As I watched how Kenza told her story, I started to realize many things. I understood how struggling with self-harm didn’t have to be a secret. At least I could share it with the SLAF community. Kenza did as well so why shouldn’t I? SLAF gave me strength to keep fighting and stay positive.
I used to search for destructive things in order to find understanding, now I found understanding without getting badly triggered.
I understood how struggling with self-harm didn’t have to be a secret.
From the moment I bought a #stronglikeafighterarmy bracelet I decided to not give up the fight. Kenza and SLAF taught me a lot. It taught me I was allowed to feel bad sometimes, why I shouldn’t give up, and how I can talk/think about my self-harm without being destructive.
And most importantly, it showed me what recovery actually means: fighting for a healthy mind and choosing for a healthy life every single day. I'm allowed to slip up, and believe me, I did. But somehow it doesn’t mean I quit trying.
The one thing that helped me the most in my way to recovery is how I realized I can make a choice. Sometimes we feel like we have no choice but harming ourselves or doing anything unhealthy. But as a person you always have a choice, no matter how hard it can be.
The voices in my head tell me to do bad things but those voices aren’t mine. Those are the voices of my self-harm—the beliefs which were created when I needed them and when I didn’t know any different.
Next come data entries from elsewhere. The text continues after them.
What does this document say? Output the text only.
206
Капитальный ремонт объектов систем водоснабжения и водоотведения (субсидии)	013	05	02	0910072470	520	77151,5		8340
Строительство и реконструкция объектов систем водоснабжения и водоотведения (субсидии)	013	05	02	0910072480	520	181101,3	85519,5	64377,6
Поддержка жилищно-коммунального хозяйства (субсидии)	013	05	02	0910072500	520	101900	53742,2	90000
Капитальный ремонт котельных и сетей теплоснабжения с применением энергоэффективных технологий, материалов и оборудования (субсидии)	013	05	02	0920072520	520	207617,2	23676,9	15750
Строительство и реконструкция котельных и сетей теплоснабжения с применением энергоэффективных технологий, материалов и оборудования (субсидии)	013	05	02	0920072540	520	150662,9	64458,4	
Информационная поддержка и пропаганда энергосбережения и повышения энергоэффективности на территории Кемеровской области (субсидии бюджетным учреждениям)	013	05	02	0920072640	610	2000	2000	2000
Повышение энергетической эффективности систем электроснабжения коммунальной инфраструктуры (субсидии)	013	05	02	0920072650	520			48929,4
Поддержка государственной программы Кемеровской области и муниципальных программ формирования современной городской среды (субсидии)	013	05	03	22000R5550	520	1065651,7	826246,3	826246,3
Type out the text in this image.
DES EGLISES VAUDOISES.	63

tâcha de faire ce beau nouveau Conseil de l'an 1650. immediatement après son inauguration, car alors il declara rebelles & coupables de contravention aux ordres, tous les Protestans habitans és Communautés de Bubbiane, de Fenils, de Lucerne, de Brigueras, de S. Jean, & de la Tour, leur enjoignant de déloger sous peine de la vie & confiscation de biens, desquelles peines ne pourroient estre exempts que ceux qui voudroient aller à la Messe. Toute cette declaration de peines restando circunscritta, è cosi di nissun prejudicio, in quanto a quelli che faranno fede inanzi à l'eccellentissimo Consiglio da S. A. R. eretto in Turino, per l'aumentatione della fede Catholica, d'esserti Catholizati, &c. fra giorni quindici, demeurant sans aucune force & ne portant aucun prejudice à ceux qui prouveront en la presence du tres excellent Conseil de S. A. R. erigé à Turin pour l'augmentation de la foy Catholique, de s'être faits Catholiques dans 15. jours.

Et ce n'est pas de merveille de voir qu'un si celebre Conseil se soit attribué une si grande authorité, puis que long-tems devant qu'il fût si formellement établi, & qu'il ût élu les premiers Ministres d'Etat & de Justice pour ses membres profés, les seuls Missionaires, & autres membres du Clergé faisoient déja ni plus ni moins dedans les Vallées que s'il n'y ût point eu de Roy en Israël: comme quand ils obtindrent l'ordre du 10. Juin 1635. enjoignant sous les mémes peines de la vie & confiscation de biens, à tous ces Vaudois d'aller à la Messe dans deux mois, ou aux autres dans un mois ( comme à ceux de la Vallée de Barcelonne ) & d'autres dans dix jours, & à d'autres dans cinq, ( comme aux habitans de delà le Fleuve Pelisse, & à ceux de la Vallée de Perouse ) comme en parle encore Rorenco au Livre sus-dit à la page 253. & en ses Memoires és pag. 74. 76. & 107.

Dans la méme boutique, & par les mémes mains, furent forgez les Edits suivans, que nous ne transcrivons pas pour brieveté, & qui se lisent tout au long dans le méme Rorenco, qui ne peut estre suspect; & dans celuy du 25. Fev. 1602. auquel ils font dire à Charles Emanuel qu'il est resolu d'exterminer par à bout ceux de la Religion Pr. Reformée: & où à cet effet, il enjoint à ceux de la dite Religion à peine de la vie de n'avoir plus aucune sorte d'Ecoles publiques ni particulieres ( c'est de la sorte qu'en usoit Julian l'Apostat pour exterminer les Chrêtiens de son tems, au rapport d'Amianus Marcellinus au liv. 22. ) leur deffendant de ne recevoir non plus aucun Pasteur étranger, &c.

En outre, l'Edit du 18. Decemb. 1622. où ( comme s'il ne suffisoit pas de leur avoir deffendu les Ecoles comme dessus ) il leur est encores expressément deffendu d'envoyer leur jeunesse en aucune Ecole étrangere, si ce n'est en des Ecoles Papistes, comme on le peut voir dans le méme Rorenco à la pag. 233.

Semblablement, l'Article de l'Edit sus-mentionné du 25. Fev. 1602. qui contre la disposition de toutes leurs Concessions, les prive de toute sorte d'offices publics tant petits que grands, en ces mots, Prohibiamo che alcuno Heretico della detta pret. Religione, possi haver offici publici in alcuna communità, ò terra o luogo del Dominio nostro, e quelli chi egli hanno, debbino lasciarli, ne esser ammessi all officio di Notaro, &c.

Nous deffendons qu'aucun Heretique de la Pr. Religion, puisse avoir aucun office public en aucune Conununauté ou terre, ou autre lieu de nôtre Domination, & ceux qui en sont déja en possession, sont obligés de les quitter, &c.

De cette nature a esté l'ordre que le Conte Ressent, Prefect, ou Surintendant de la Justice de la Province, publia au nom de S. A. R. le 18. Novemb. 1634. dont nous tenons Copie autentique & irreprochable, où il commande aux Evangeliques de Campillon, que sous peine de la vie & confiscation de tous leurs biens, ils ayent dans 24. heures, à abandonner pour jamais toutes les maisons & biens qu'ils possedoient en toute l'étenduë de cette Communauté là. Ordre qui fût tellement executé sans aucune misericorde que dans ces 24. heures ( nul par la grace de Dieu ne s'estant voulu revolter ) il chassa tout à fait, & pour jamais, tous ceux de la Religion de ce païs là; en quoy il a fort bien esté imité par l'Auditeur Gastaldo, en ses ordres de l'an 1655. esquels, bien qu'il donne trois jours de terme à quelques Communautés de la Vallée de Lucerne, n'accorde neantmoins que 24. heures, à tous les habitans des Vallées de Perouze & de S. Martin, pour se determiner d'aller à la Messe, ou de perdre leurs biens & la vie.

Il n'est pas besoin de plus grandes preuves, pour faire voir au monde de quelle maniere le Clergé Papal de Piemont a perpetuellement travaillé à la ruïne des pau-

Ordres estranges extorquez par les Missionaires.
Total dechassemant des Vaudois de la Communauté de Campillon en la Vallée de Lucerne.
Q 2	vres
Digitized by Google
Now I know better and I will not obey the voices. I’m not pushing them away either, because then they will feel misunderstood and they will scream even louder. I will listen to what they really want to tell me. They say “you should definitely harm yourself because you’re stupid, you deserve the pain” but they actually telling me to “love yourself more, be kind and give some attention to yourself."
I listen and do what they need; not what they ask……
I'm very grateful for SLAF and Kenza. Now a year and a half after discovering her Instagram, I'm in a much better place. I'm kinder to myself and I understand true recovery needs ups and downs. I still self-harm sometimes but those times are subordinate to the days I fought myself through the day. And I decided I’d better be proud of myself than punching myself. Even if I lose the fight, it doesn’t mean I can’t win the war.